ABD, 1775 ile 1783 yılları arasında Birleşik Krallık’a karşı giriştiği Bağımsızlık Savaşı’ndan galip ayrılmış ve bağımsızlığını kazanmıştı. Bu tarihten itibaren doğal kaynakları, insan gücü ve yeni kurulmuş bir devlet olmanın vermiş olduğu motivasyonla hızlı bir gelişme sürecine girdi. Öyle ki sanayisi her geçen gün gelişiyor ve üretim düzeyi artıyordu.
Bir süre sonra üretim seviyesi iç tüketim seviyesinin üzerine çıktı. Bu durumda yapılacak tek bir şey vardı: Ticaret ve deniz yollarında etkin olmak.
ABD, Osmanlı Devleti ile hiçbir anlaşma yapmaksızın ticaret gemilerini Akdeniz’e geçirmek istedi. Anlaşılan ABD, yeni kurulmuş olmasından dolayı tecrübesizdi. Böylece diplomasiden, siyasi dengelerden ve hegemonyalardan da bihaberdi.
Kuzey Afrika, 18. yüzyılın sonlarına kadar Osmanlı Devleti’nin hakimiyeti altındaydı. “Garp Ocakları” denilen Cezayir, Trablusgarp ve Tunus Osmanlı Devleti’ne bağlı eyaletlerdi.
Tarih: 25 Temmuz 1785. ABD, tüm bu siyasi dengelere karşın Akdeniz’den ticaret gemilerini geçirmeye çalışınca Cezayir açıklarında gemileri durduruldu ve gemilerine el konuldu. Daha sonra birkaç ABD ticaret gemisi daha aynı akıbete uğradı.
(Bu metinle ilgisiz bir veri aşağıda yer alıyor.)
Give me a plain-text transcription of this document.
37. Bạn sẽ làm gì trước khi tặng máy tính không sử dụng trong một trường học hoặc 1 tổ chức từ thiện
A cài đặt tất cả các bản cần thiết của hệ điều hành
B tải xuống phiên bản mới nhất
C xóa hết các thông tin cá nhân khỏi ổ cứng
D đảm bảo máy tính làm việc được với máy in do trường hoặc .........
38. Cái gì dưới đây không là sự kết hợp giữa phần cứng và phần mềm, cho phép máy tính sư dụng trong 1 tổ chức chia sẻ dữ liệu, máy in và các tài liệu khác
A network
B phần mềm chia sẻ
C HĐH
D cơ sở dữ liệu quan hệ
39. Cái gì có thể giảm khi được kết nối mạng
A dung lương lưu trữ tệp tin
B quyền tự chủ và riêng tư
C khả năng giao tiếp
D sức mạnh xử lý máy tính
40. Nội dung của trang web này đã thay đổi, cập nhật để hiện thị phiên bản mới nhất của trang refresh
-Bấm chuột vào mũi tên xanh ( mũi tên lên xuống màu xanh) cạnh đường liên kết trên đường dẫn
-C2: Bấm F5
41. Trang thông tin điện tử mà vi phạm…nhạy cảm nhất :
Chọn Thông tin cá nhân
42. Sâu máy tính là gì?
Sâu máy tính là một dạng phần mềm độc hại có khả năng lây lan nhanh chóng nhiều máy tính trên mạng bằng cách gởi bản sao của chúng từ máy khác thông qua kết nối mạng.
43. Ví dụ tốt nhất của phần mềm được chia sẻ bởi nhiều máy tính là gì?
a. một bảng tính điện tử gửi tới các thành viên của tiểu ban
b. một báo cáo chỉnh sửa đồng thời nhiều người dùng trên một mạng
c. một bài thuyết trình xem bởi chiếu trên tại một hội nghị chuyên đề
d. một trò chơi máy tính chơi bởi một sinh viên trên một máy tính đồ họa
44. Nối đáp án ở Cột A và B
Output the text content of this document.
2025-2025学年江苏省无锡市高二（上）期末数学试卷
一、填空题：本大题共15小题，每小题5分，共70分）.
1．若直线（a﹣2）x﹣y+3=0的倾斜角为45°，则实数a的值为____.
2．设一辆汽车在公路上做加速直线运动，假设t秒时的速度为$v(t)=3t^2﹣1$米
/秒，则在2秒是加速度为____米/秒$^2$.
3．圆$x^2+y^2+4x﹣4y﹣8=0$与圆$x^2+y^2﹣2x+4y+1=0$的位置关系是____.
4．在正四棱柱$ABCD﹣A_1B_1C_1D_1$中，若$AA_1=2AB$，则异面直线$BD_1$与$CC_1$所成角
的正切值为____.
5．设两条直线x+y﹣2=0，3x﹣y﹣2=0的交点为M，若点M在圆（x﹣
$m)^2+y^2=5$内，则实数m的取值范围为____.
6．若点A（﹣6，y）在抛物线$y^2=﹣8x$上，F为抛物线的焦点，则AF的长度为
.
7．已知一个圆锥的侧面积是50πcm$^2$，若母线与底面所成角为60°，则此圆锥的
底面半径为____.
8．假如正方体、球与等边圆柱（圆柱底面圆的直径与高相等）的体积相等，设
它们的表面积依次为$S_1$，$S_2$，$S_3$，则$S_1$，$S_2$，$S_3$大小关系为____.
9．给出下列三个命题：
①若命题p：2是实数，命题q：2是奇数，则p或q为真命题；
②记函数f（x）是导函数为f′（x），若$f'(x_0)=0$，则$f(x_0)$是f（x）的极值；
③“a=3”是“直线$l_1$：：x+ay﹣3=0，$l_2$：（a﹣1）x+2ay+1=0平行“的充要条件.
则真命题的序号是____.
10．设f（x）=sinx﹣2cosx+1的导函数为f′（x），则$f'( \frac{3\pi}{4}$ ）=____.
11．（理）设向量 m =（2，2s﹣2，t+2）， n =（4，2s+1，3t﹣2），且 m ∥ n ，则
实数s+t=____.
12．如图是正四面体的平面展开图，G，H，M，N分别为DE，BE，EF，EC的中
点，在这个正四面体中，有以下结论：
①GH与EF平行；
ABD donanmasının Osmanlı Devleti’ne karşı koyması mümkün değildi. Yaşanan bu gelişmelerin ardından donanmasını güçlendirmek için çalışmalara başladı. ABD Kongresi, bunun için Başkan George Washington’a 700 bin altın harcama yetkisi verdi.
Tarih: 5 Eylül 1795. ABD, bu duruma daha fazla katlanamadı ve anlaşma yapmaya karar verdi. Joseph Donaldson başkanlığında Amerikan heyeti ile Cezayir Beylerbeyi Gazi Hasan Paşa, Türkçe kaleme alınmış bir anlaşma imzaladılar. Bu anlaşmaya göre Amerika esirlere karşılık 642 bin altın ve her yıl 12 bin altın ödeyecekti. Daha sonra Trablusgarp ve Tunus ile de benzer anlaşmalar yapıldı.
Bu anlaşma, ABD tarihinde (1786’da Fas ile Arapça yaptığı antlaşmadan sonra) ikinci yabancı dilde imzalanan anlaşmadır. Ayrıca yabancı bir devlete vergi ödemeyi kabul ettiği tek anlaşmadır.